While many academic research studies have examined the impact of mass incarceration on the daily lives of wives and children, very little is known about support groups for families with an incarcerated loved one. Discussions around the effects of mass incarceration in the U.S. too often overlook how removing a significant number of men from a community affects the family members who remain in the community. Those studies that do focus on the effects of incarceration on family members tend to only look at the support they give to the incarcerated once they are released and how that support can contribute to reduced recidivism.
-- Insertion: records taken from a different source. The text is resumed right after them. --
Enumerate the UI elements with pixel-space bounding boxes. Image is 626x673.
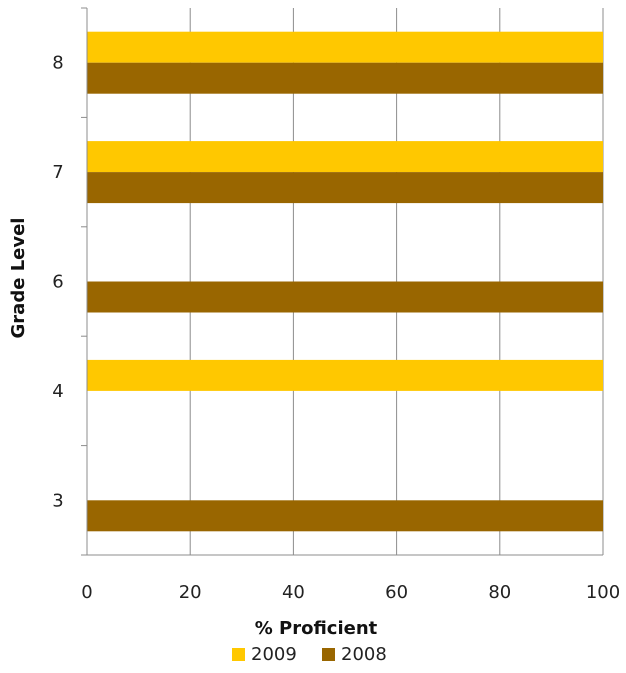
y-tick-label: 6: [52, 272, 63, 293]
x-axis-title: % Proficient: [255, 618, 378, 639]
bar-2009-grade-8: [87, 31, 603, 63]
x-tick-label: 20: [179, 582, 202, 603]
x-tick-labels: 0 20 40 60 80 100: [81, 582, 620, 603]
legend-swatch-2008: [322, 648, 335, 661]
bar-2008-grade-8: [87, 62, 603, 94]
bar-2009-grade-4: [87, 359, 603, 391]
bar-2009-grade-7: [87, 141, 603, 173]
bar-2008-grade-6: [87, 281, 603, 313]
x-tick-label: 100: [586, 582, 620, 603]
y-axis-title: Grade Level: [8, 218, 29, 339]
axes: [81, 7, 603, 556]
bar-2008-grade-7: [87, 172, 603, 204]
x-tick-label: 0: [81, 582, 92, 603]
bars: [87, 31, 603, 532]
y-tick-label: 3: [52, 490, 63, 511]
x-tick-label: 60: [385, 582, 408, 603]
y-tick-label: 4: [52, 381, 63, 402]
bar-2008-grade-3: [87, 500, 603, 532]
legend-swatch-2009: [232, 648, 245, 661]
y-tick-label: 7: [52, 162, 63, 183]
x-tick-label: 40: [282, 582, 305, 603]
y-tick-label: 8: [52, 53, 63, 74]
y-tick-labels: 3 4 6 7 8: [52, 53, 63, 512]
x-tick-label: 80: [488, 582, 511, 603]
legend: 2009 2008: [232, 644, 387, 665]
legend-label-2008: 2008: [341, 644, 387, 665]
legend-label-2009: 2009: [251, 644, 297, 665]
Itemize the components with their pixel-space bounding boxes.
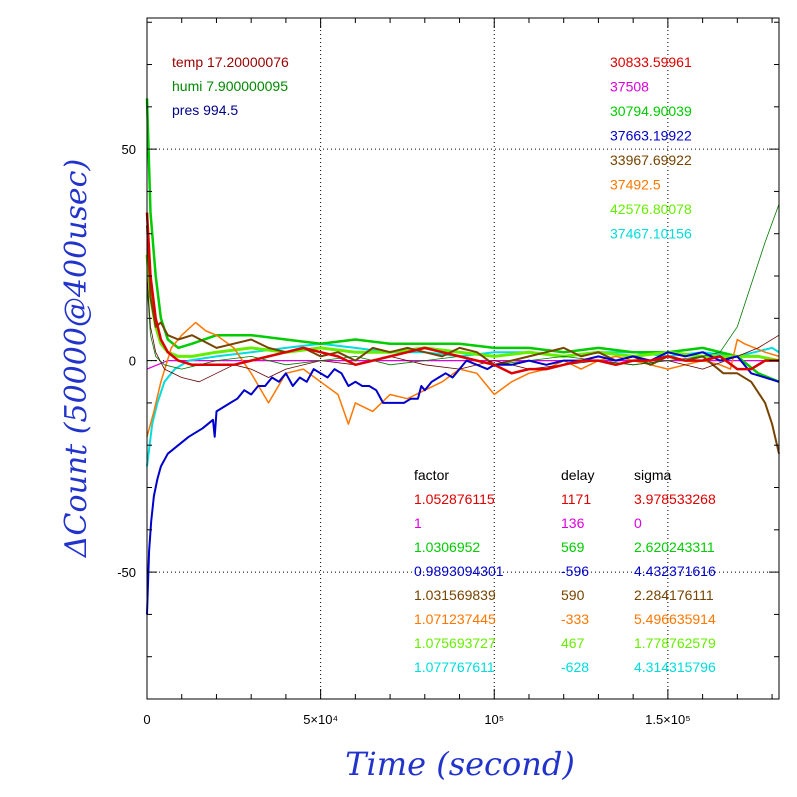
mean-value-6: 42576.80078 [610, 201, 692, 217]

Furthermore, studies on the type of support received (or not) by families often focus on one specific type of relationship, like partners or mothers of incarcerated children, and these studies were conducted outside of the United States.

As a doctoral student at Rutgers University in New Jersey, I have been working on multiple projects to learn more about the impact of mass incarceration on families, as well as how COVID-19 has exacerbated already-existing issues within the prison system. Throughout 2021, I conducted virtual interviews with 13 respondents across the United States who created their own support groups for families of incarcerated individuals or are executive leaders in these organizations. I found that many of these support groups are able to provide additional assistance to families who might not be receiving the type of support they are looking for from their already-existing social networks. These groups are essential because many of them work to reframe the grief families experience by reconceptualizing what it means to grieve in a context not recognized by others as a “typical” loss.

I argue that the experience of incarceration can be considered a situation of disenfranchised grief: a loss that is not socially acknowledged or supported as deserving of grief. Society’s reluctance to accept incarceration as a loss makes it extremely difficult for family members to grieve, leading to increased social isolation and shame. Support groups for families of incarcerated individuals provide the essential work of helping them re-enfranchise their grief, name its causes, and find solutions. These groups work to reframe incarceration as a situation that not only impacts the incarcerated person, but also creates a “hidden sentence” for their loved ones on the outside. Perhaps the most common reframing message support groups provide to their members is the reminder that they are not alone. Importantly, these groups do not attempt to reframe a family member’s initial reaction to incarceration, but rather provide the message that others have had the same experience, thereby addressing the isolation and stigma felt by family members. This messaging is crucial for those who feel like they are serving a sentence in their own way because it renders their feelings and experiences of shame, isolation, and stigma in a way that is legible for others who may not fully understand the widespread impact of mass incarceration.

Ultimately, connecting with strangers who share the experience of incarceration can be more beneficial for mental wellbeing than relying solely on already-existing support networks. The findings of this study support similar literature on the role of support groups among those with stigmatizing health diagnoses, like cancer or severe mental illness. This study also suggests that families are better equipped to help their incarcerated family member when they can acquire tools to enfranchise their grief, process the loss, and learn how to advocate for the rights of their incarcerated loved ones. Support group organizations might not be able to fully change the experience of “doing time on the outside,” but they certainly provide ways to reconceptualize what that “time” could or should look like.


About the Author: Allegra Pocinki (left) is a DC Project Connect Board Member. She has conducted research related to: “COVID-19 and New Jersey Prisons.” Ms. Pocinki has also conducted research on the opioid epidemic in the U.S., with a particular focus on heroin and prescription opioids.